The Mudcat Café TM
Thread #128220   Message #2899486
Posted By: Gibb Sahib
03-May-10 - 09:10 PM
Thread Name: The Advent and Development of Chanties
Subject: RE: The Advent and Development of Chanties
Thanks for these, John. Now to dissect them a little!

"Here's a reference to and a verse from "Blow the man down". It is in YANKEE SWANSON: CHAPTERS FROM A LIFE AT SEA, by Andrew Walfrid Nelson, 1913. The reference is to 1877."
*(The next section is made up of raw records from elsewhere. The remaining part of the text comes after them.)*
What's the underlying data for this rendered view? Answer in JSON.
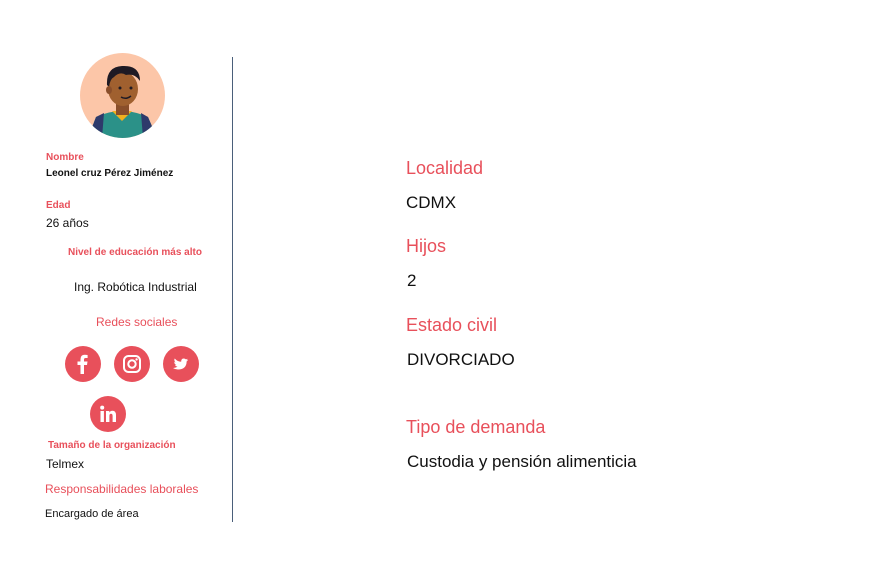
{
  "profile": {
    "name_label": "Nombre",
    "name": "Leonel cruz Pérez Jiménez",
    "age_label": "Edad",
    "age": "26 años",
    "education_label": "Nivel de educación más alto",
    "education": "Ing. Robótica Industrial",
    "social_label": "Redes sociales",
    "social_icons": [
      "facebook-icon",
      "instagram-icon",
      "twitter-icon",
      "linkedin-icon"
    ],
    "org_label": "Tamaño de la organización",
    "org": "Telmex",
    "resp_label": "Responsabilidades laborales",
    "resp": "Encargado de área"
  },
  "details": {
    "locality_label": "Localidad",
    "locality": "CDMX",
    "children_label": "Hijos",
    "children": "2",
    "civil_label": "Estado civil",
    "civil": "DIVORCIADO",
    "demand_label": "Tipo de demanda",
    "demand": "Custodia y pensión alimenticia"
  },
  "colors": {
    "accent": "#e8505b",
    "divider": "#4a5f7a",
    "avatar_bg": "#fcc6a8"
  }
}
The ship FORSETTE out of Höganäs, Sweden, is off Bodo, Norway. It says,

When the kedge was down, we took in the slack on the line and tripped our anchor, after which all hands manned the capstan and away we went as fast as we could run around the capstan. After we got a little way on her it was easy work, because there was no current in the inlet just then. We took the line off the capstan, and all hands tailed on to the rope with a will, brought on by splicing the main brace a couple of times, and by the cook's lusty singing, " Blow the man down in Grangemouth town, hay, hay, blow the man down," and several other chanteys.

So, just to clarify, they are indeed hauling (catting anchor).

"And here's a reference to "Cheerily, men!" from 1876, from THE FIRST TEN YEARS OF A SAILOR'S LIFE AT SEA, by Charles Chapman. The setting is in "the Downs" [English Channel] and the task is one of hoisting the anchor."

It is a brigantine, "M--", of Goole (Yorkshire), circa early 1840s.

At the end of that time the sound of the sailors "Oh-ye-hoy" was to be heard all over the roadstead, together with the sound of the " pawls " of the windlass. Then as the anchors came up to the hawse pipes, and when the cats were hooked on, there came over the still waters of the Downs the familiar song, "Cheerily, men!" from all quarters, which, together with the rattling of chains, the squeaking of the blocks, the throwing down on deck of coils of rope, and all the various noises, including the boatswain's pipe, and the more gruff boatswain's voice, gave one the idea of working life.

I'd guess the "oh-ye-hoy" was one of those pre-chanty cries at the old fashioned windlass. CHEERLY is here being used for catting anchor again.

In 1840 Melbourne, there is also this note:

all hands clapped on to the weather main topsail brace, and hauled on it with a will, and with a "Yo— he—hoy!"

And later, out of context,

ln the interest of the poor fellows who are no longer able to clap on a rope and sing out, "Oh—heave—hoy !'

More singing-out, but not chanteying. I'd say this is consistent so far with what we've seen from that time period--perhaps especially in British vessels.